Michael S. Heiser is an exegete who has authored several widely read books on Genesis and the Old Testament. Notable in Heiser’s work is his commitment to break down scholarly work to serve the public. He hosts long running and widely listened to podcast, The Naked Bible, several websites, is all across YouTube, and is launching a talk show of sorts on odd ball ideas.
I recently read his book, The Unseen Realm, where he explores the meaning of Genesis on its own terms. The Unseen Realm is the inspiration for Brian Godawa’s remarkable series of novels on the Watchers and the Nephilim.
Heiser’s book is a book full of insights, and it dovetails closely with my own work. I wish had read before I wrote The Genealogical Adam and Eve. The next edition will surely engage more closely with him.
Over the last few months, I have had the privilege of interacting with Michael in several venues.
Most recently, I appeared on his podcast the last month for two episodes. The first episode tells the story behind the book. The second episode gets into the scientific, theological and exegetical details. This was one of the best interviews over the last years, so don’t miss it. Both are transcribed as well, if you prefer reading to listening.
I am impressed with how solidly Micheal does his exegetical work on its own terms, but he also engages watchfully with science. He is willing to let scientists like me do science on our own terms. But he is not ignoring science altogether. He has been following the conversation about human origins for a long while. Though measured, perhaps because of it, his thoughts here are worth hearing.
In early December, Michael responded to my book at the AAR conference. We will be releasing the video soon. As teaser, here is a quote from the paper he submitted,
To front my ultimate conclusion about the book, I don’t see any biblical passage that is fatal to the thesis. On the other hand, I also don’t see—and the author admits this openly—any explicit data in the text to support the thesis. Swamidass is therefore not making a biblical argument. He is instead offering a hypothesis that presumes (really, insists) that general revelation, the information gleaned from the study of our biology via the tools of science, be allowed to tell one story, while Scripture be allowed to tell its story. The two stories follow similar trajectories and ultimately entwine, but they are nonetheless different. They are also both coherent and true on their own terms, with respect to the truth claims they describe and put forth.
We have discusses “concordism,” along with racism and polygenesis.
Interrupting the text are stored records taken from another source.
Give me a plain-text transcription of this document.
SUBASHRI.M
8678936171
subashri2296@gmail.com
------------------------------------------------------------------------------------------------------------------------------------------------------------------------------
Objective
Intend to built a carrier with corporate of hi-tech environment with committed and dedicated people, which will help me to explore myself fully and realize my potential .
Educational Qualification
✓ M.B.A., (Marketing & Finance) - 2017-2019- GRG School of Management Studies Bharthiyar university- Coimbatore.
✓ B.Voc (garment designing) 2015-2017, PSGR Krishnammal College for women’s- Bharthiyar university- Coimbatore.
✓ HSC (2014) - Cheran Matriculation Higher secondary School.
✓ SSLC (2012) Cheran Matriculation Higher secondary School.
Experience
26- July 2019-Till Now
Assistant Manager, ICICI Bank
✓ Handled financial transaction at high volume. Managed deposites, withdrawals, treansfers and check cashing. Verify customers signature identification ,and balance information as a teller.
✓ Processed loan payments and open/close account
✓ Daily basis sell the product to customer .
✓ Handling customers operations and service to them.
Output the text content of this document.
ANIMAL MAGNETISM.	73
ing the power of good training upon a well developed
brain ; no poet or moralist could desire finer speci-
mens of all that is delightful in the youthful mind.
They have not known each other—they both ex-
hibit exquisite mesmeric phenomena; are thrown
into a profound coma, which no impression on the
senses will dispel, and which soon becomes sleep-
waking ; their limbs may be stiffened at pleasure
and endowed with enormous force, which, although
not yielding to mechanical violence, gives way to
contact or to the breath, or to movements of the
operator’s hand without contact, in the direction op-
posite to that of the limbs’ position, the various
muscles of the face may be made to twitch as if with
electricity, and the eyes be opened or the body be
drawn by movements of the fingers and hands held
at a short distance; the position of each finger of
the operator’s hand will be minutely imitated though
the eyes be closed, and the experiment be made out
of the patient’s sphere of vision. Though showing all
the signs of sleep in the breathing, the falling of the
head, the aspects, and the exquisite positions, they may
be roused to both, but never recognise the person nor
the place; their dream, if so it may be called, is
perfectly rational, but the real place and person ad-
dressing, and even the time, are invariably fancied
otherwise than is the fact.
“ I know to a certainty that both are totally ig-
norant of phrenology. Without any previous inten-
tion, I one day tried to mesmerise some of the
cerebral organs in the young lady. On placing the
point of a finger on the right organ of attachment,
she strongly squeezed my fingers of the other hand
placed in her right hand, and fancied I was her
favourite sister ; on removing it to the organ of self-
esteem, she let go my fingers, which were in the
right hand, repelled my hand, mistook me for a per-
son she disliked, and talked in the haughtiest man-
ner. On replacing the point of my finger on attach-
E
I am looking forward to seeing this article published in the future too.
In our conversations, I have always learned from Michael, even as our conversations range over a large range of topics. I am looking forward to this interview. Let’s find out together where the conversation goes.
In the end we are wondering to together about a grand question. How do sacred and natural history entwine? Could understanding them together tell us something meaningful about our origins?